Tanto assim que chegaram a equacionar entregar o papel de Timão de Atenas a “um ex-ministro, um ex-secretário de Estado ou um programador”, alguém “cujo peso institucional tornasse” a leitura de relação com o mediador “super chapada”. “Mas depois decidimos manter-nos no reino da ficção”, admite Pedro Penim. Por muito que a realidade ande sempre à espreita. Vendo bem, as duas partes de Timão acabam por criar pontes com os dois capítulos anteriores da trilogia: Timão como ser solitário e cultor do “eu” liga-se ao protagonista de A Tempestade; os vários criadores que tentam cativar um comprador das suas obras submetem-se ao juízo de um observador, tal como em Sonho. E, mais ainda, são eles mesmos público quando, numa pirueta de mise en abyme, se tornam os espectadores das peças de Purcell que os cantores, acompanhados pelo Ludovice Ensemble, interpretam em vários pequenos concertos que abrem um parêntesis no espectáculo.

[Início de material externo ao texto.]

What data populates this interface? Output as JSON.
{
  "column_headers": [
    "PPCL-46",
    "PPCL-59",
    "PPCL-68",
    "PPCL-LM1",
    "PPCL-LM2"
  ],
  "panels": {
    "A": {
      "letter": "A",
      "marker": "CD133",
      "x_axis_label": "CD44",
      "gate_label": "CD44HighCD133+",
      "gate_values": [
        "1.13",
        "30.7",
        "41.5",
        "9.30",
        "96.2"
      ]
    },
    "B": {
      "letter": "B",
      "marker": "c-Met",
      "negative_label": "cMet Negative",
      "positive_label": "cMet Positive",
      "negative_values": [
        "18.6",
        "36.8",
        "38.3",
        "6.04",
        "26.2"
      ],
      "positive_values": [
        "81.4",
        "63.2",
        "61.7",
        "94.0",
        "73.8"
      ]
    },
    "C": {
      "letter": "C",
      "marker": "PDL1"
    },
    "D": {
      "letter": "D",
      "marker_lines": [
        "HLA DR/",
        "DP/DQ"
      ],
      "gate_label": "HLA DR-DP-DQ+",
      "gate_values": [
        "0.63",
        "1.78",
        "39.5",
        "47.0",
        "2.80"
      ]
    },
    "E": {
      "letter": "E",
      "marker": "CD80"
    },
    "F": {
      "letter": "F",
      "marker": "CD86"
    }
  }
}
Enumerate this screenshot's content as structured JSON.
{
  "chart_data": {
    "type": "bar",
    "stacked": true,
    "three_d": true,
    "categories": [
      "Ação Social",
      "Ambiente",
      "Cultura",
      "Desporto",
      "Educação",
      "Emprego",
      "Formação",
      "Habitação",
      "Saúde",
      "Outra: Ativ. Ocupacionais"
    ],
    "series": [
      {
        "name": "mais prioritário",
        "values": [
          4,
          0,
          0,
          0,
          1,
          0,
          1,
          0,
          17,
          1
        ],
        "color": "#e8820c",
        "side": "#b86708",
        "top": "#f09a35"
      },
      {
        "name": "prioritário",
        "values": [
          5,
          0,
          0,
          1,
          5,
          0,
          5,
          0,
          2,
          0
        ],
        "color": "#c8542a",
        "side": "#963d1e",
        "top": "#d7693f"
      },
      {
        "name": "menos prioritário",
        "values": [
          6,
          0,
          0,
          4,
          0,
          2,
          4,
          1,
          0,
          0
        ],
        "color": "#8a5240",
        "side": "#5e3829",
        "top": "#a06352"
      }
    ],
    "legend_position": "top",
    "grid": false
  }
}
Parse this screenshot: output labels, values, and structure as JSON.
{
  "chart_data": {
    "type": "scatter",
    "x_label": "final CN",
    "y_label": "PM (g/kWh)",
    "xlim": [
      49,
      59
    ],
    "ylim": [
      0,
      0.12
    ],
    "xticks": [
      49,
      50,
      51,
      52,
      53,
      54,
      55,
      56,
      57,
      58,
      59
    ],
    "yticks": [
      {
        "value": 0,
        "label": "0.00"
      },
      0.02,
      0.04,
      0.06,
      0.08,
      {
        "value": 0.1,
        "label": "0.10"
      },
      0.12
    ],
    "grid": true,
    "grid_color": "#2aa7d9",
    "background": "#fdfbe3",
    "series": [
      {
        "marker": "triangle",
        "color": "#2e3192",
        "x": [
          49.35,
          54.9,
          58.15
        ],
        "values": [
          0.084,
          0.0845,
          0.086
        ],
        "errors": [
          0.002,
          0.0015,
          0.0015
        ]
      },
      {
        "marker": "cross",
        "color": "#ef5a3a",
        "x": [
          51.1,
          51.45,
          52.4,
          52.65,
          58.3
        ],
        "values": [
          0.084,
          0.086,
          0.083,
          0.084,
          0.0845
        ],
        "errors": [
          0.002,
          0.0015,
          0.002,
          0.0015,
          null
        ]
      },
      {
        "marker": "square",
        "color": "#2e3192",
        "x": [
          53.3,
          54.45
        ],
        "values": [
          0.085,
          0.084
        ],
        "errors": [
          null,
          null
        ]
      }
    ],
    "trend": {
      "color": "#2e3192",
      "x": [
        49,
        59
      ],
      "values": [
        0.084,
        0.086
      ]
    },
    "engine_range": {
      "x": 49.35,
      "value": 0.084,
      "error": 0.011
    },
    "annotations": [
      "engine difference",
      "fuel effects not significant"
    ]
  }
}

“Desde a primeira peça”, contextualiza Pedro Penim quanto à absoluta fidelidade com que a música de Purcell é abordada, “a nossa intuição é de que quanto mais imaculada for a relação com a música mais se nota a acção sobre o texto e sobre os conceitos.” Ou seja, se em A Tempestade a música estava nas mãos de Moullinex e Xinobi, em Timão de Atenas é entregue a uma orquestra barroca, criando mais uma dinâmica dúplice em que a peça partida ao meio é fértil. As tais duas partes que “estilisticamente parecem muito distantes mas podem ter uma simultaneidade” que não as torna contrárias, talvez apenas justapostas.

Em Xtròrdinário, manda o desvario de uma gala-cabaret em que os 125 anos do São Luiz são concentrados numa hora de espectáculo fragmentário e com um ritmo igualmente frenético – “retrato também do frenesim desta linguagem dos festivais, das programações sucessivas, da oferta cultural muito variada e muito rápida” a que hoje assistimos. É, por isso, uma celebração da transitoriedade e da efemeridade, numa sucessão de “momentos apoteóticos e extraordinários” que, das passagens de Pina Bausch e Amélia Rey Colaço à peça Vénus – “uma loucura de que toda a gente falou nos jornais”, diz Penim, “uma de várias peças que pareciam definitivas e de que já ninguém se lembra” –, tudo foi objecto de uma adjectivação empolgada e agora nos surge nivelado pela mesma bitola.

Ou seja, acontecimentos à época, mas igualmente expostos à triturada mastigação da História. Xtròrdinário será, por isso, um espectáculo para fazer as pazes com o esquecimento e para celebrar o esforço gigantesco de produzir, decorar, ensaiar, levar a cena e receber aplausos para poder ser nada na manhã seguinte. E, ainda assim, ser tudo em cada uma das noites em que ganha vida.